Réponse du provincial aux deux premières lettres de son ami, 2 février 1656
Réponse du provincial aux deux premières lettres de son ami, 2 février 1656.
Monsieur,
Vos deux lettres n'ont pas été pour moi seul. Tout le monde les voit ; tout le monde les entend ; tout le monde les croit. Elles ne sont pas seulement estimées par les Théologiens : elles sont encore agréables aux gens du monde, et intelligibles aux femmes mêmes.
Voici ce que m'en écrit un de Messieurs de l'Académie, des plus illustres entre ces hommes tous illustres, qui n'avait encore vu que la première. Je voudrais que la Sorbonne, qui doit tant à la mémoire de feu Mr. le Cardinal, voulût reconnaître la juridiction de son Académie française. L'auteur de la lettre serait content ; car en qualité d'Académicien, je condamnerais d'autorité, je bannirais, je proscrirais, peu s'en faut que je ne die, j'exterminerais de tout mon pouvoir, ce pouvoir prochain que fait tant de bruit pour rien, et sans savoir autrement ce qu'il demande. Le mal est que notre pouvoir Académique est un pouvoir fort éloigné et borné. J'en suis marri ; et je le suis encore beaucoup, de ce que tout mon petit pouvoir ne saurait m'acquitter envers vous, etc.
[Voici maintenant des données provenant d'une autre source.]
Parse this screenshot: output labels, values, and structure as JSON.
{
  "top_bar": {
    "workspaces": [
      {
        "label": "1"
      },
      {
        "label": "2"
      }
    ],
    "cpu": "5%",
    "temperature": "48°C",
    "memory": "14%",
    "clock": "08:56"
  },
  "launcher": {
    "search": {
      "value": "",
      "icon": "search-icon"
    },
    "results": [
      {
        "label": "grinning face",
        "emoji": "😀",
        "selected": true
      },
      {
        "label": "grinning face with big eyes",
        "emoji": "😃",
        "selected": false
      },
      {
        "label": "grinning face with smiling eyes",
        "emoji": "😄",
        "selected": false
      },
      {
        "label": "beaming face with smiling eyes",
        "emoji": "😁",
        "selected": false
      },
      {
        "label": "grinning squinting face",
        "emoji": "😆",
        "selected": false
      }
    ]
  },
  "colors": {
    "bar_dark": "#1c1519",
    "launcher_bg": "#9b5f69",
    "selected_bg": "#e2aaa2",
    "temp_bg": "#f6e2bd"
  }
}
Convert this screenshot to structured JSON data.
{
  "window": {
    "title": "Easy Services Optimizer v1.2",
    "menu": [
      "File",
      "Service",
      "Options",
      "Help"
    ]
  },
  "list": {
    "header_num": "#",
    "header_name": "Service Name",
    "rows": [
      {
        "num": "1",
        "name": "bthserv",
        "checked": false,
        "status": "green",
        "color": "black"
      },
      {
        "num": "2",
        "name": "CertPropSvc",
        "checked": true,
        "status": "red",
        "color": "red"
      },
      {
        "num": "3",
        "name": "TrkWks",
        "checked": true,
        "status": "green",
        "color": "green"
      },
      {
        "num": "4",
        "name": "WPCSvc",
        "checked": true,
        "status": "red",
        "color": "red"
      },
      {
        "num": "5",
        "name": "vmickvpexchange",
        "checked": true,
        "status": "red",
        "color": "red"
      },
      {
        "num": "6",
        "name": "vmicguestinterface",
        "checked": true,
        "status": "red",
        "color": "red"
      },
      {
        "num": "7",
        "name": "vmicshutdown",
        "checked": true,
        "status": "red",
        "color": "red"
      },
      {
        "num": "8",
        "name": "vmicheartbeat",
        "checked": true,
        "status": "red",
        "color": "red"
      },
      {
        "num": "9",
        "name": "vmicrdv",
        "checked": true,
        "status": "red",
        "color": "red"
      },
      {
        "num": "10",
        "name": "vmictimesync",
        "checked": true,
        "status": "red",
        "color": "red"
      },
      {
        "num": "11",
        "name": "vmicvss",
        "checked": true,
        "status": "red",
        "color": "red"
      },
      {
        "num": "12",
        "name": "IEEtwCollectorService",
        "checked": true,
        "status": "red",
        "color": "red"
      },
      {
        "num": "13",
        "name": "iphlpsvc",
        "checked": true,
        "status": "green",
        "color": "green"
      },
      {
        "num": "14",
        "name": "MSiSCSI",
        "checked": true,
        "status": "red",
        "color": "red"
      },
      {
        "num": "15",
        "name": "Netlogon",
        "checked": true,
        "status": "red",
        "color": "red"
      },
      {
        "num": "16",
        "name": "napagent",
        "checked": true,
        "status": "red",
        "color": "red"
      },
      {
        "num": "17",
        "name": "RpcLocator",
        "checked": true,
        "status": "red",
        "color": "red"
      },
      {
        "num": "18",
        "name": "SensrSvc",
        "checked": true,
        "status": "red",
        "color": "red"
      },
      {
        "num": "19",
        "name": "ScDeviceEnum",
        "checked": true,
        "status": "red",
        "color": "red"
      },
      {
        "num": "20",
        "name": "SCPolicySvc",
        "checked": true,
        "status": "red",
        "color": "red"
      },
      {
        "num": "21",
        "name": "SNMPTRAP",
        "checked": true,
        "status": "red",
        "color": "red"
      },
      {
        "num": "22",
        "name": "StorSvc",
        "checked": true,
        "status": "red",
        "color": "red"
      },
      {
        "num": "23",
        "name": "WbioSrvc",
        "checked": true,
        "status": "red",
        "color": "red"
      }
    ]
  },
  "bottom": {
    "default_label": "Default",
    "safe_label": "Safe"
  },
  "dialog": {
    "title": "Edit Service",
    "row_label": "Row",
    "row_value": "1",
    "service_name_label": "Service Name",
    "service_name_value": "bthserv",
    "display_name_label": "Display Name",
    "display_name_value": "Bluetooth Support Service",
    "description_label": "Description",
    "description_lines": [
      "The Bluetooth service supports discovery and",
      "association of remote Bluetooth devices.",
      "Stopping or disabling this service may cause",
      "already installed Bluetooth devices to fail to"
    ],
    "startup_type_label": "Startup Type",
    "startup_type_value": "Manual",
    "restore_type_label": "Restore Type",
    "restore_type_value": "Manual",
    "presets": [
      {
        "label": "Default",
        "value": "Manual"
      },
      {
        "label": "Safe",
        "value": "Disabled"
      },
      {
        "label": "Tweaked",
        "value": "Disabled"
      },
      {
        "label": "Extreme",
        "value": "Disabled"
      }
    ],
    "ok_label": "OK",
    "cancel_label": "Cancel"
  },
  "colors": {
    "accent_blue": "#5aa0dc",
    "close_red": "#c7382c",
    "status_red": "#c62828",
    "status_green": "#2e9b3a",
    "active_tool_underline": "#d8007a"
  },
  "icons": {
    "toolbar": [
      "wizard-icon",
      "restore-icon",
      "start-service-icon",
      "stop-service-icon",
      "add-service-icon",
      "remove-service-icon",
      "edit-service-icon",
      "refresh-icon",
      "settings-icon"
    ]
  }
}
Et voici ce qu'une personne, que je ne vous marquerai en aucune sorte, en écrit à une Dame qui lui avait fait tenir la Ire de vos lettres.<
Je vous suis plus obligée que vous ne pouvez-vous l'imaginer, de la lettre que vous m'avez envoyée ; elle est tout à fait ingénieuse, et tout à fait bien écrite. Elle narre sans narrer ; elle éclaircit les affaires du monde les plus embrouillées ; elle raille finement ; elle instruit même ceux qui ne savent pas bien les choses ; elle redouble le plaisir de ceux qui les entendent. Elle est encore une excellente apologie, et si l'on veut une délicate et innocente Censure. Et il y a enfin tant d'art, tant d'esprit et tant de jugement en cette lettre, que je voudrais bien savoir qui l'a faite, etc.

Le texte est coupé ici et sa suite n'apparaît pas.